Shanghai Institutes for Biological Sciences, China
Title: Deciphering the mechanisms of complex diseases using network and machine learning approaches
Biography: Tao Huang
The complex diseases, such as cancer, involves dysfunctions on multiple levels. There have been several methods to identify the dysfunctions on each level. On genomics level, GWAS (Genome-wide association study) can detect the disease phenotype associated SNPs (single nucleotide polymorphisms). But many GWAS identified SNPs locate in intergenic region and can't be annotated to specific genes. With the help of eQTL (expression quantitative trait loci) method, the downstream genes of the GWAS SNPs can be found. And based on the co-expression network, regulatory network, protein-protein interaction network, or even protein-chemical interaction network of these genes, the possible cascade of the signal transduction from the genetic perturbations can be discovered. By integrating all these omics data, we can establish a systems biology model of how the GWAS SNPs affect the expression of their direct target genes, how these direct targets affect secondary target genes, or proteins, or metabolites, and eventually cause the catastrophic pathological changes on network or pathway. With the comprehensive network, we can not only study the mechanism of one disease, but also the relationship of several traits. For example, schizophrenia and anti-tuberculosis drug-induced hepatotoxicity co-occurred frequently but they do not share common genes. We mapped their genes onto the network, the common drivers of these two diseases were revealed through two-way RWR analysis. Another example is that the lung cancer dysfunctions on several levels but how the different level dysfunctions connect are still unknown.

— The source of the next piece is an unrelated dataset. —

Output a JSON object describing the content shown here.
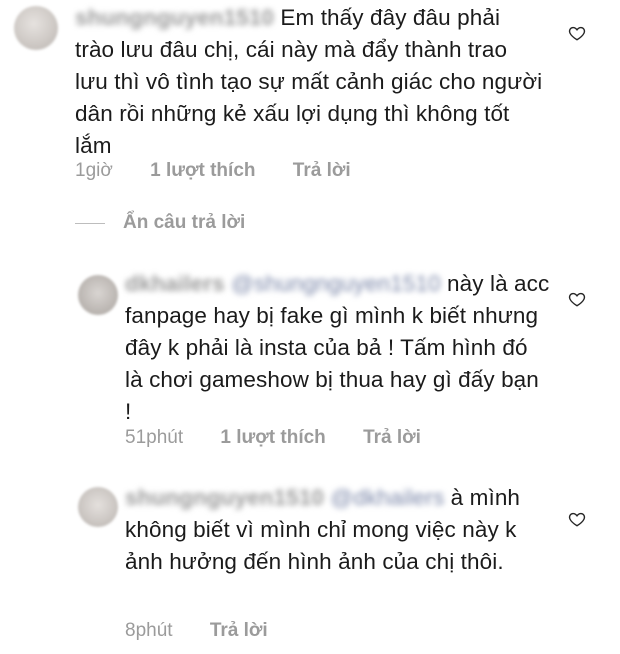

We investigated the mutation, methylation, mRNA and microRNA expression difference between cancer and normal tissues using machine learning methods, then mapped the dysfunction of each level onto the comprehensive network. By connecting each other with shortest paths, the highly frequent shortest path genes that can cause the tumorigenesis on multiple levels were discovered. Overall, the network and machine learning approaches are effective to dissect the complex system and reveal the mechanisms of diseases.